African copper produced 83 600 t of copper in-metal and in-concentrate from own sources during the quarter, a 44% increase compared with the first quarter of 2012, with Mutanda and Katanga the primary drivers of this growth.

Total own-sourced zinc production amounted to 386 900 t for the three months, which was broadly in line with the first quarter of the prior year.

This reflected an 11% growth in own-sourced zinc production from Australia, as well as the contribution of the Rosh Pinah acquisition, and was offset by the wind-down of the North America-based Brunswick and Perseverance operations.

The group improved its nickel production by 4% year-on-year to 25 500 t for the period, which was chiefly driven by higher production at the Western Australia-based Murrin Murrin nickel/cobalt operation, reflecting consistent plant availability and the impact of the planned acid plant shutdown during the first quarter of 2012.

Gold production also saw an upswing, with 578 000 oz produced during the period, up from 531 000 oz in the comparable prior year’s quarter. The average received gold price, however, dipped by 3% to $1 632/oz from $1 691/oz in the prior comparable period.

Energy
The group’s coal division, meanwhile, reported total output of 32.7-million tonnes in the first quarter, which was broadly consistent with the comparable 2012 period.

Thermal coal production from the company’s South African operations amounted to 10.7-million tonnes, an 11% reduction over the comparable period, which was attributed to lower production at the Tweefontein underground complex, owing to “difficult” mining conditions, as well as a short-term decline at Umcebo, as existing production units approached the end of their mine life and attention shifted to development projects.

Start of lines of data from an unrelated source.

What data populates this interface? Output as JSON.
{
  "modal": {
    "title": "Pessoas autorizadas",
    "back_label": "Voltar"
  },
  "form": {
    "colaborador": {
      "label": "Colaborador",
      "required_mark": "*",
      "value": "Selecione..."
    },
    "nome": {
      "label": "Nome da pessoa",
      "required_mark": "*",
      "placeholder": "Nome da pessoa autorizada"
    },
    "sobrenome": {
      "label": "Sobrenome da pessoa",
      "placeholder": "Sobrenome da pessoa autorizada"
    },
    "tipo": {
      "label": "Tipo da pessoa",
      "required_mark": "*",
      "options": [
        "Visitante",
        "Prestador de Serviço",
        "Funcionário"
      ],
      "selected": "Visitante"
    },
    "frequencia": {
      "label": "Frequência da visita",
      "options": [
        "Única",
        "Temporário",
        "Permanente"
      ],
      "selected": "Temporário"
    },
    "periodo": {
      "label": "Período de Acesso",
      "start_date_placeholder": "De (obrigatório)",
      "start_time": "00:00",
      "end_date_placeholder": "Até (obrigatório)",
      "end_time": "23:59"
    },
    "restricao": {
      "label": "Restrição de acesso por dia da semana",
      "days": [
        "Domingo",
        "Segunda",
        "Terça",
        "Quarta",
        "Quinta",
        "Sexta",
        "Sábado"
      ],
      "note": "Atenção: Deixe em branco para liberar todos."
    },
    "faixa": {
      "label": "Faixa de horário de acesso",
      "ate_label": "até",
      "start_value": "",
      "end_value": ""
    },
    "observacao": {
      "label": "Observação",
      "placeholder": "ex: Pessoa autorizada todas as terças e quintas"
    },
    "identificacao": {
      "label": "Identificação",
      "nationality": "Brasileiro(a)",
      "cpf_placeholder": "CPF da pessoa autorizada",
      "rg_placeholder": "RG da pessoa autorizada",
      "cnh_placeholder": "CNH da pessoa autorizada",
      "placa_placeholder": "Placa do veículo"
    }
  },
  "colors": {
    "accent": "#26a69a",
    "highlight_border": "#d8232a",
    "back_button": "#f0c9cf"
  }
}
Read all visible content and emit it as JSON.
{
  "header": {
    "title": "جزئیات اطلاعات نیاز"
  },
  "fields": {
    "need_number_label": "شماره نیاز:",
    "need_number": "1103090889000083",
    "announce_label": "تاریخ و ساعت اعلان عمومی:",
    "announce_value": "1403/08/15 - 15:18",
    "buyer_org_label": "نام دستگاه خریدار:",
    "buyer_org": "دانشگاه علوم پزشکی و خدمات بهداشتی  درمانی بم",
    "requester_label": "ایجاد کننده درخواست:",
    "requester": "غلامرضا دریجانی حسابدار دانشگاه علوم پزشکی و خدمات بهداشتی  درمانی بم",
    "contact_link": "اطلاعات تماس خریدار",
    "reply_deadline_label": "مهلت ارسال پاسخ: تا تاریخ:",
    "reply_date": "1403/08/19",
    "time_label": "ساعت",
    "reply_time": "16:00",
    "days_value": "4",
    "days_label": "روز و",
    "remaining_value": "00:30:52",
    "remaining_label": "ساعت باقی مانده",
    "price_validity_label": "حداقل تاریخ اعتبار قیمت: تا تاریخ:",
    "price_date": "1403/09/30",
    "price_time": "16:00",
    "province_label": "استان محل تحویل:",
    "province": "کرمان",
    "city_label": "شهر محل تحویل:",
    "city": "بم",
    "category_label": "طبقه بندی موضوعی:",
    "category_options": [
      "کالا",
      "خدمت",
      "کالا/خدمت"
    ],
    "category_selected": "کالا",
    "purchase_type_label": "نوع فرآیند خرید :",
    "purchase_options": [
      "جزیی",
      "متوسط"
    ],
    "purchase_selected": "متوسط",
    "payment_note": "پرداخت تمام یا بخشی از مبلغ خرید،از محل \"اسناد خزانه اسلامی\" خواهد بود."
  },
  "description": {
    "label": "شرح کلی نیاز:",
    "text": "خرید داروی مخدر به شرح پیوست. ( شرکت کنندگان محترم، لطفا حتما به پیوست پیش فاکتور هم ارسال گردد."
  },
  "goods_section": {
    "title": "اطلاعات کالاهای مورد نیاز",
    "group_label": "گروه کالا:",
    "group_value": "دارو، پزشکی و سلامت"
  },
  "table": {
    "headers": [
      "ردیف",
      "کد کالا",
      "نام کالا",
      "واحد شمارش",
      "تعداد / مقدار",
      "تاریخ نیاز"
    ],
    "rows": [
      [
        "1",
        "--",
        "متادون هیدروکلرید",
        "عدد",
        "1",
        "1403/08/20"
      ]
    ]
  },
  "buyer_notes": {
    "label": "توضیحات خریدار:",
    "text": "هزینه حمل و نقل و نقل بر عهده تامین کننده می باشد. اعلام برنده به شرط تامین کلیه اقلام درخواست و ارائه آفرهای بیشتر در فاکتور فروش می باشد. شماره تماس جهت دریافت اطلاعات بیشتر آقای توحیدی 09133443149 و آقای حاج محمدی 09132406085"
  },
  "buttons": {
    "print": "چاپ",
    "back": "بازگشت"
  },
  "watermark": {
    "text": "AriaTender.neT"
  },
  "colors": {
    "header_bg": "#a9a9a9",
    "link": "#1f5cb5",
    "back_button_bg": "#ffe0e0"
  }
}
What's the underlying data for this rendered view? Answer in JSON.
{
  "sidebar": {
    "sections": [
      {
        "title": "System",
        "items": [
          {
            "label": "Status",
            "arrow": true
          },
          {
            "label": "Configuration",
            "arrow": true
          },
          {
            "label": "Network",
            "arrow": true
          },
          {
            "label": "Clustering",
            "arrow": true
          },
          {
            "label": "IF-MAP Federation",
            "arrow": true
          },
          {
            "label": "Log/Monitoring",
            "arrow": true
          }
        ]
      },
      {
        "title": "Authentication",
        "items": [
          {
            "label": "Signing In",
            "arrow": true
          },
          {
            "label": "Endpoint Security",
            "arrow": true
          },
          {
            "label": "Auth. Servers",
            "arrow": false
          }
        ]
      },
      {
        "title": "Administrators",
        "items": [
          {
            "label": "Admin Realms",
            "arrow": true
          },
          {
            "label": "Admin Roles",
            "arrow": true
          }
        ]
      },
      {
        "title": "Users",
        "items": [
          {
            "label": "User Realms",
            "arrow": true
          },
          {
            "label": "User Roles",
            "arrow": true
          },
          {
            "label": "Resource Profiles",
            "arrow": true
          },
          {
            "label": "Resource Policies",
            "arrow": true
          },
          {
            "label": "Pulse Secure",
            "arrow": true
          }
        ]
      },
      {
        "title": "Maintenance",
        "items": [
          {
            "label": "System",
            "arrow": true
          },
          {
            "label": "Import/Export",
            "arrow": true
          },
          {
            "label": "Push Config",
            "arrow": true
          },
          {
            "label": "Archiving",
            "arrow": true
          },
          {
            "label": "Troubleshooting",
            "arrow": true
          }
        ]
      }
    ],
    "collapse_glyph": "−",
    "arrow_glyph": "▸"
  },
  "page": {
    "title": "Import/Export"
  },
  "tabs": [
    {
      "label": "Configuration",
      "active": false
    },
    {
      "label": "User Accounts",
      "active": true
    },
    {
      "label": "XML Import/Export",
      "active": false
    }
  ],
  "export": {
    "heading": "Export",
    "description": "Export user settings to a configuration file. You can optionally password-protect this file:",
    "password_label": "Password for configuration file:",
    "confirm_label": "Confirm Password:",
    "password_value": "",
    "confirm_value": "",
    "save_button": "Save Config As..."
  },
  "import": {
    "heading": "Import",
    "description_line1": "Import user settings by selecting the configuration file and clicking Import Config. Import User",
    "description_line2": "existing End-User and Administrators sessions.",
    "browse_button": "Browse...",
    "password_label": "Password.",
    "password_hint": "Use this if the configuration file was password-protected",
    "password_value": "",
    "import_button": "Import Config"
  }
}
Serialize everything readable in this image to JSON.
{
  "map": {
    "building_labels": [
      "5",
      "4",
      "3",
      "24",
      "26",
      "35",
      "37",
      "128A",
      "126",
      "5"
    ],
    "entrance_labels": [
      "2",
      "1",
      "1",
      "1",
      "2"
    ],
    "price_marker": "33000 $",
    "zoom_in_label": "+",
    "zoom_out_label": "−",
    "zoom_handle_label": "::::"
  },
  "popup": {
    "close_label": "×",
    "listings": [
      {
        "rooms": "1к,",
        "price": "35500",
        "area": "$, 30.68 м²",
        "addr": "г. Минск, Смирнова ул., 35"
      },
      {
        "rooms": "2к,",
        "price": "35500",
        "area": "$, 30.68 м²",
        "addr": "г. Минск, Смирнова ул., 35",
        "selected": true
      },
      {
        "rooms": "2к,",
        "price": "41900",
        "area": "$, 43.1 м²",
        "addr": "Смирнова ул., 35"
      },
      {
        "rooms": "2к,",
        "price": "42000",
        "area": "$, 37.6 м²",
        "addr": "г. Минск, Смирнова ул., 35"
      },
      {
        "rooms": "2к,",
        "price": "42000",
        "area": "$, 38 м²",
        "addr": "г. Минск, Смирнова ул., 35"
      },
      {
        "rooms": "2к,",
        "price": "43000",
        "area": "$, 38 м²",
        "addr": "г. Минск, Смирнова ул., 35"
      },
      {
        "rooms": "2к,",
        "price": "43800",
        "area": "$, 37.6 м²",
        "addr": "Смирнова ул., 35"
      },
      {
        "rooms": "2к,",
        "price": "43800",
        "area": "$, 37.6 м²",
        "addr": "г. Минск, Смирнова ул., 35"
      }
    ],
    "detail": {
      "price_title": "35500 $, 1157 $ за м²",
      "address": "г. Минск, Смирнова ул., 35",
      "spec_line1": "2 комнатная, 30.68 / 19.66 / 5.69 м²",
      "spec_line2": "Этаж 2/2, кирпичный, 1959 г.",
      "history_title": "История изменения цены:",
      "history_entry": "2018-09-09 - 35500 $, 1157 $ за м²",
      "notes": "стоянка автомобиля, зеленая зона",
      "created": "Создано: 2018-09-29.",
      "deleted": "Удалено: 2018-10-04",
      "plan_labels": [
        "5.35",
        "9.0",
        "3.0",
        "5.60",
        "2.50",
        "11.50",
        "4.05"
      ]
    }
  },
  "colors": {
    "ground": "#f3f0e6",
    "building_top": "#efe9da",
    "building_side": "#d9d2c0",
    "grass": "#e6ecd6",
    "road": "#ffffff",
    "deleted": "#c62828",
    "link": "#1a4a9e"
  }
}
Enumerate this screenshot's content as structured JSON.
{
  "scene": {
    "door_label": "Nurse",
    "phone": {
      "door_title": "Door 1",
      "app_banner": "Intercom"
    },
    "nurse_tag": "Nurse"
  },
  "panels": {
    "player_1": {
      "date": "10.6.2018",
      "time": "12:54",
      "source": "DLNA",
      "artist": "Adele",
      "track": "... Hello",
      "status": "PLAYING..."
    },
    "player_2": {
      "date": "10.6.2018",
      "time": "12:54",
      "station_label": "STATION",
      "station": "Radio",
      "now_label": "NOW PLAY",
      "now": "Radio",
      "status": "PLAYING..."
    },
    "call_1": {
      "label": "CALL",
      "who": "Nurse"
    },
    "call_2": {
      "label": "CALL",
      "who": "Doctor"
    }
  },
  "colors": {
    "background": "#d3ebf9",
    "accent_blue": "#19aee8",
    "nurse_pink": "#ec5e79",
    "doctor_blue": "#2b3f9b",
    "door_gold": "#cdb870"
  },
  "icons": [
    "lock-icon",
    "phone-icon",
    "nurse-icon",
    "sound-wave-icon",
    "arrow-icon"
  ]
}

“South African coal expansion and development projects are progressing well,” Glencore Xstrata said in a results statement on Monday.

“Definitive feasibility studies relating to the Springboklaagte and Argent projects will be completed in May, while the Pullenshope project is substantially complete, with first coal extracted and production ramping up. Licensing for the Koornfontein project is expected shortly with construction expected to start thereafter.”

In addition, the Alen oilfield development project in Block O, in Equatorial Guinea, was nearing completion and remained on track to add to the company’s energy production profile by the third quarter of the year.

The offshore Aseng oilfield, in Equatorial Guineau, had continued to perform well through the first quarter of 2013, averaging some 60 000 bbl/d for the quarter.

Mining Weekly reported last week that integration initiatives to incorporate the two mining majors were underway, with clear leadership and reporting lines already in place and an industrial asset portfolio review in progress.

The group had assigned a $500-million budget to “synergise” the two entities, with $450-million allocated for marketing optimisation and $50-million for associated merger costs.